BRANDON — The Otter Valley Union High School boys’ soccer team snapped a three-game losing skid in convincing fashion on Monday, scoring five unanswered second-half goals to defeat visiting Windsor, 7-1.
Winless Windsor cut into the Otters’ 2-0 lead in the second half’s first minute, when striker Brandon Tillman’s hard shot from the right side bounced in off OV senior goalie Shane Quenneville.
But the Otters responded within two minutes, when freshman Ben Jerome took senior middie Will Claessens’ feed from the left side and drilled a rocket into the upper right corner.
In the 11th minute, senior Barron Harvey — moved to striker on Monday from midfield only because he had a sore leg — waltzed through the middle of the Yellowjacket defense and found the lower left corner for the second of his three goals, and the rout was on.
The 4-6 Otters showed good ball movement, creativity and a threatening attack all game, and most of their 33 shots were dangerous.
“I’ve got some skilled ballhandlers,” said Coach Muffie Harvey. “We’ve been really trying to press home to them the importance of not only how they move with the ball, but how they move without the ball.”
Although the Otters scored just twice in the first half, arguably they were even more dominant before the break, when they piled up an 18-4 shots advantage, although many sailed wide and two hit the framework.
The Otters’ central midfielders, Claessens and junior Connor Gallipo, and senior right wing Nick Mischanko were particularly effective setting up chances by Harvey in the middle and sophomores Ben Lones and Colton Leno at left half and wing, respectively.
Claessens assisted the first OV goal, by Harvey at 24:24. Claessens sprung Harvey with a long ball right down the middle of a Windsor defense that struggled to mark all game, and Harvey found the lower left corner.
A minute and a half later, it was 2-0. Mischanko found Harvey cutting into the box, and Harvey relayed to Leno moving in from the left side.

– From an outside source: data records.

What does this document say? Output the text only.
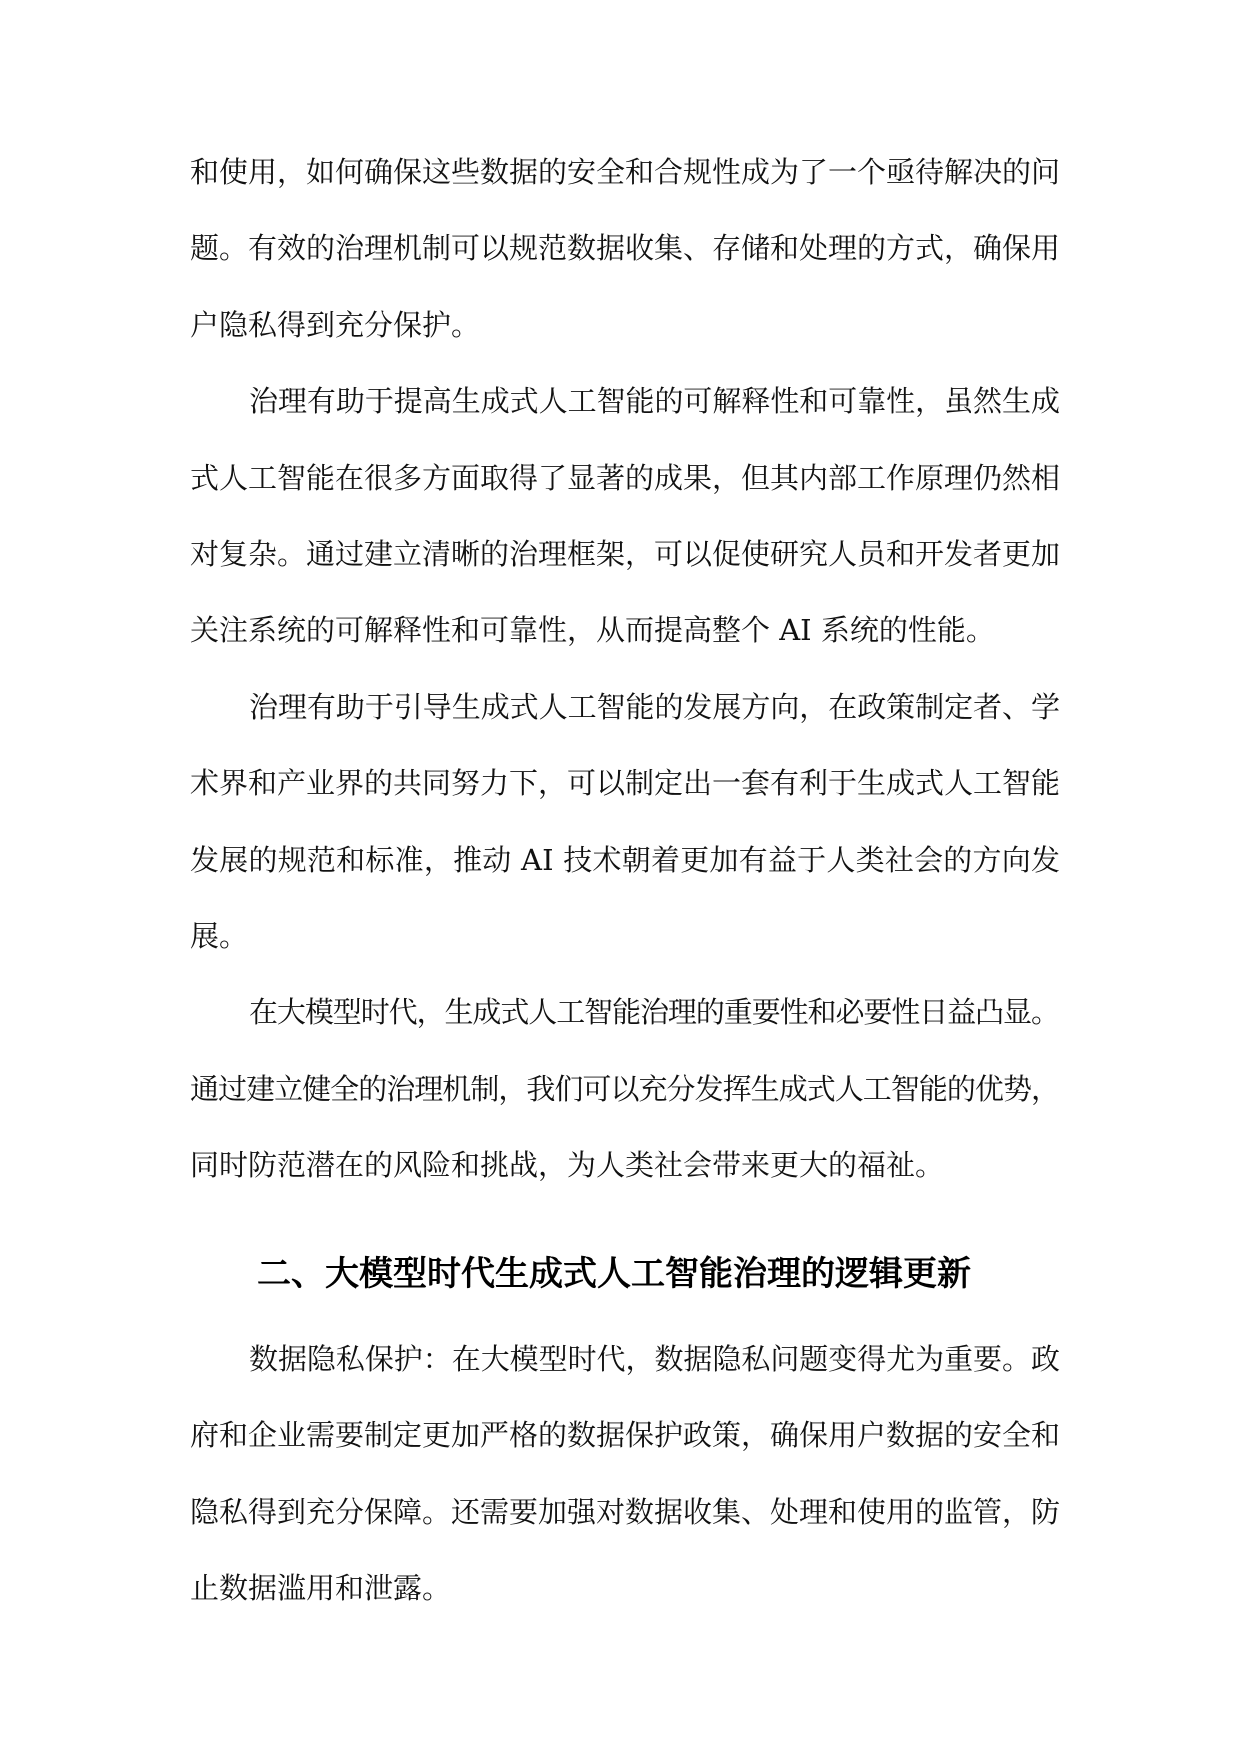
和使用，如何确保这些数据的安全和合规性成为了一个亟待解决的问
题。有效的治理机制可以规范数据收集、存储和处理的方式，确保用
户隐私得到充分保护。
治理有助于提高生成式人工智能的可解释性和可靠性，虽然生成
式人工智能在很多方面取得了显著的成果，但其内部工作原理仍然相
对复杂。通过建立清晰的治理框架，可以促使研究人员和开发者更加
关注系统的可解释性和可靠性，从而提高整个 AI 系统的性能。
治理有助于引导生成式人工智能的发展方向，在政策制定者、学
术界和产业界的共同努力下，可以制定出一套有利于生成式人工智能
发展的规范和标准，推动 AI 技术朝着更加有益于人类社会的方向发
展。
在大模型时代，生成式人工智能治理的重要性和必要性日益凸显。
通过建立健全的治理机制，我们可以充分发挥生成式人工智能的优势，
同时防范潜在的风险和挑战，为人类社会带来更大的福祉。
二、大模型时代生成式人工智能治理的逻辑更新
数据隐私保护：在大模型时代，数据隐私问题变得尤为重要。政
府和企业需要制定更加严格的数据保护政策，确保用户数据的安全和
隐私得到充分保障。还需要加强对数据收集、处理和使用的监管，防
止数据滥用和泄露。
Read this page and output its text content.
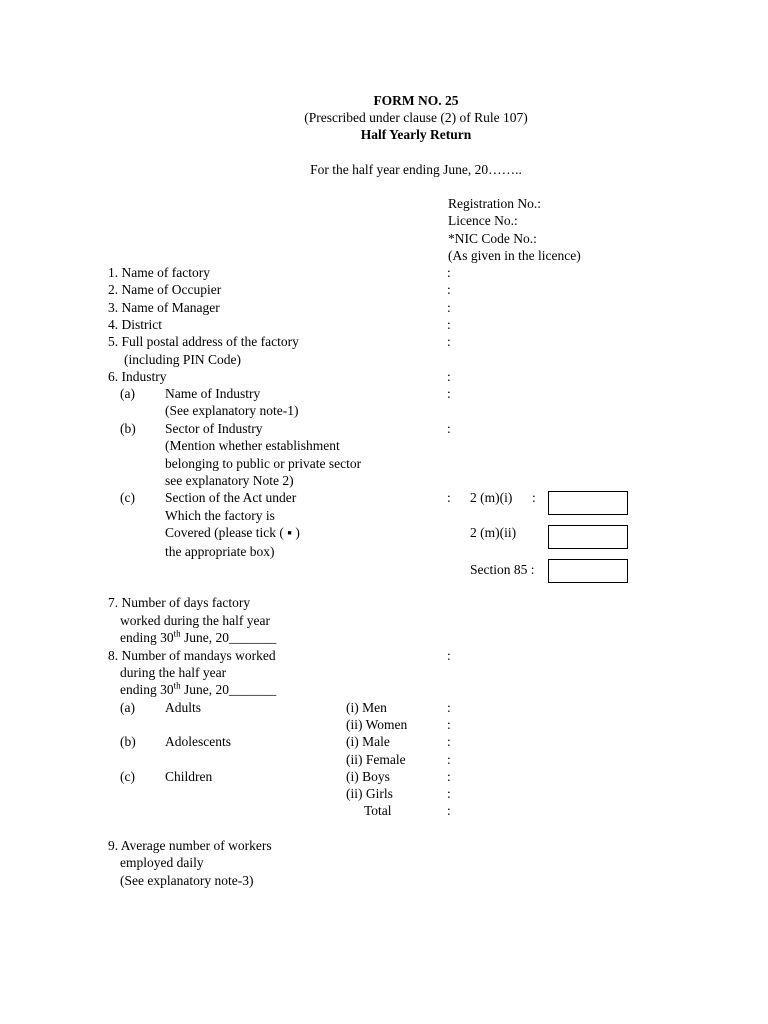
FORM NO. 25
(Prescribed under clause (2) of Rule 107)
Half Yearly Return
For the half year ending June, 20……..
Registration No.:
Licence No.:
*NIC Code No.:
(As given in the licence)
1. Name of factory	:
2. Name of Occupier	:
3. Name of Manager	:
4. District	:
5. Full postal address of the factory	:
(including PIN Code)
6. Industry	:
(a) Name of Industry	:
(See explanatory note-1)
(b) Sector of Industry	:
(Mention whether establishment
belonging to public or private sector
see explanatory Note 2)
(c) Section of the Act under	:
Which the factory is
Covered (please tick ( ▪ )
the appropriate box)
2 (m)(i) :
2 (m)(ii)
Section 85 :
7. Number of days factory
worked during the half year
ending 30th June, 20_______
8. Number of mandays worked	:
during the half year
ending 30th June, 20_______
(a) Adults	(i) Men	:
(ii) Women	:
(b) Adolescents	(i) Male	:
(ii) Female	:
(c) Children	(i) Boys	:
(ii) Girls	:
Total	:
9. Average number of workers
employed daily
(See explanatory note-3)
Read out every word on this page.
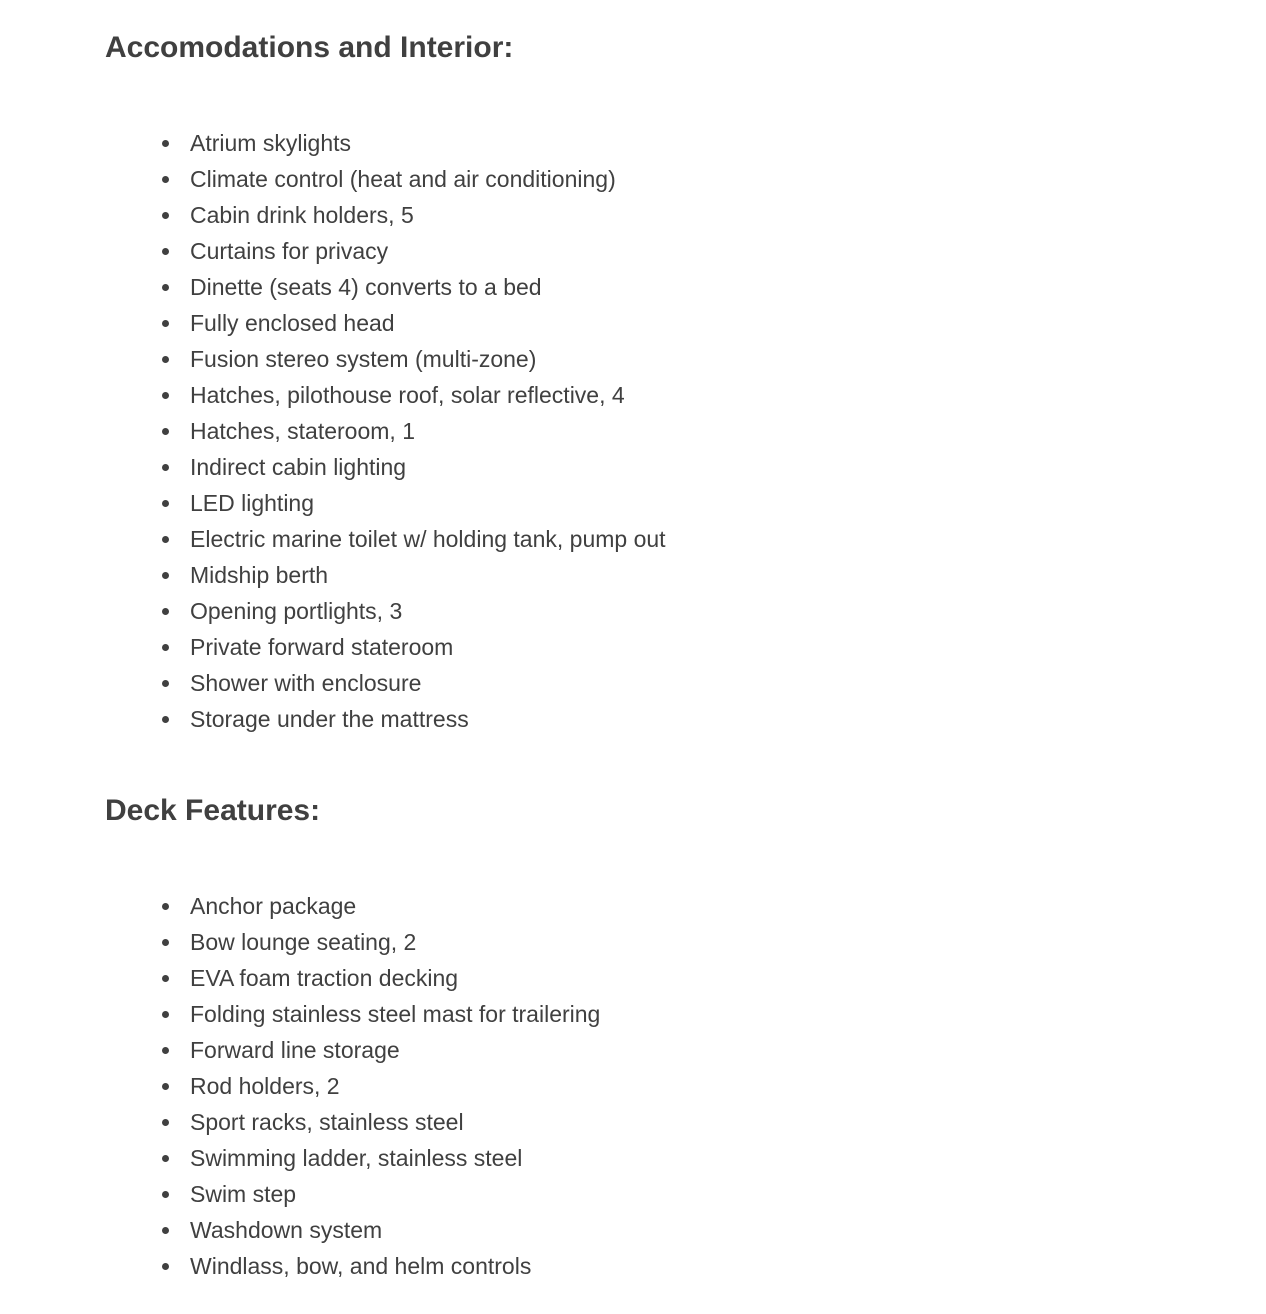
Accomodations and Interior:
Atrium skylights
Climate control (heat and air conditioning)
Cabin drink holders, 5
Curtains for privacy
Dinette (seats 4) converts to a bed
Fully enclosed head
Fusion stereo system (multi-zone)
Hatches, pilothouse roof, solar reflective, 4
Hatches, stateroom, 1
Indirect cabin lighting
LED lighting
Electric marine toilet w/ holding tank, pump out
Midship berth
Opening portlights, 3
Private forward stateroom
Shower with enclosure
Storage under the mattress
Deck Features:
Anchor package
Bow lounge seating, 2
EVA foam traction decking
Folding stainless steel mast for trailering
Forward line storage
Rod holders, 2
Sport racks, stainless steel
Swimming ladder, stainless steel
Swim step
Washdown system
Windlass, bow, and helm controls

Leno chipped the ball over onrushing Windsor goalie Ford Fitzherbert (eight saves) from close range.
Windsor showed some life in the half’s final 20 minutes, as the best Yellowjacket player, Connor Collins, launched his team’s first shot about 24 minutes in. OV goalie Shane Quenneville made his only first-half save in the 29th minute, stopping Jacob Garnjost.
The Otter shots and chances kept coming before the break, the best of which was a Harvey header that hit the right post on a Leno serve from the left side.
After Windsor’s surprise goal to open the second, OV took charge quickly. After Jerome and Harvey made it 4-1, Gallipo was up next, ringing an angled shot off the right post and in at 23:11. Harvey again danced through the Yellowjacket defense at 14:15 for an unassisted strike, and Claessens tacked on the final score at 11:23, sliding in to poke home a loose ball after a Gallipo free kick.
At the other end, the defense of senior Devin Beayon and sophomore Lucas Tremblay on the flanks and Collin Eugair in the middle handily dismissed most Windsor advances. Quenneville made three saves in about 57 minutes, and freshman Thomas Kingsley stopped two shots in the final 23.
As crisp as the Otters looked against an inferior team on Monday, Coach Harvey said they have not showed their best against tougher competition: All of their losses except a one-goal setback at Arlington on Sept. 27 have come by three goals or more.
“What happens is they panic when they come up against a skilled team, and then their communication shuts down,” Harvey said.
Harvey said “once she gets ahold of them at halftime” and reassures the Otters they can compete, they typically play better in the second halves of those games.
“Sometimes these boys don’t have as much faith in themselves as I have in them,” she said. “I wish they did have more confidence in themselves, because they are capable of holding their own as long as they communicate and maintain their shape.”
Despite that lingering issue, Harvey said a team that lost many key players to graduation is coming along well.
“They have moments of glory,” she said, “and the moments of glory are longer and more frequent than they used to be.”